En dan was er nog de missionaris die zijn ‘huikske’ meenam naar Ivoorkust en schreef dat de zwarte mensen er massaal op dansten omdat het liedje zo’n aanstekelijk ritme had. De missionaris heeft de anekdote uit het lied over Petrus die engelkes in een hoekje zette waarschijnlijk nooit in het Senoefo vertaald.
Huikske
Zijn ‘Huikske’ heeft meer carrière gemaakt. De Selvera's zongen het in de Nederlandse taal, Louis Neefs in het Vlaams en de popgroep Valsj Plat en Ton Meissen hebben elk voor zich rockversies ervan op de plaat gezet. En elke avond worden ter ere van een bruidspaar wel nieuwe woorden gedicht op die zo meezingbare melodie met dat zo internationale refrein. Zo was er ook een kleuter die geen Sinterklaasliedje wist voor de Sint, maar wel alle vier coupletten van ‘’t Huikske’ moeiteloos opdreunde. Frits kon ervan genieten, zoals van de Bumaafrekening in de rubriek ‘ernstig repertoire’. Wie het lied zo serieus nam, is nooit achterhaald.

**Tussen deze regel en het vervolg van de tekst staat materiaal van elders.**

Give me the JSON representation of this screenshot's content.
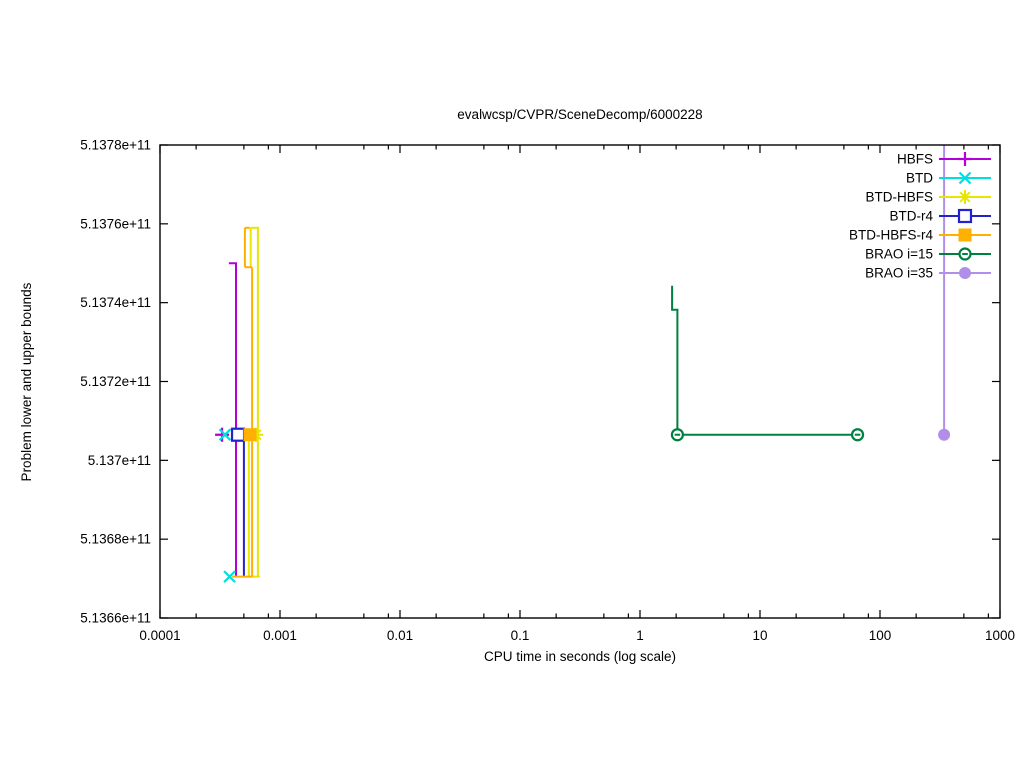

Zelfs ver buiten Nederland, in Canada en Australië koesteren geëmigreerde Nederlanders Frits' platen als een kostbaar bezit. “Tijdens een optreden in Australië begeleidde een orkest uit Melbourne al mijn liedjes, spontaan. Ik was stom verbaasd. Bleek dat ze die ieder weekeinde moesten spelen voor Nederlanders daar.”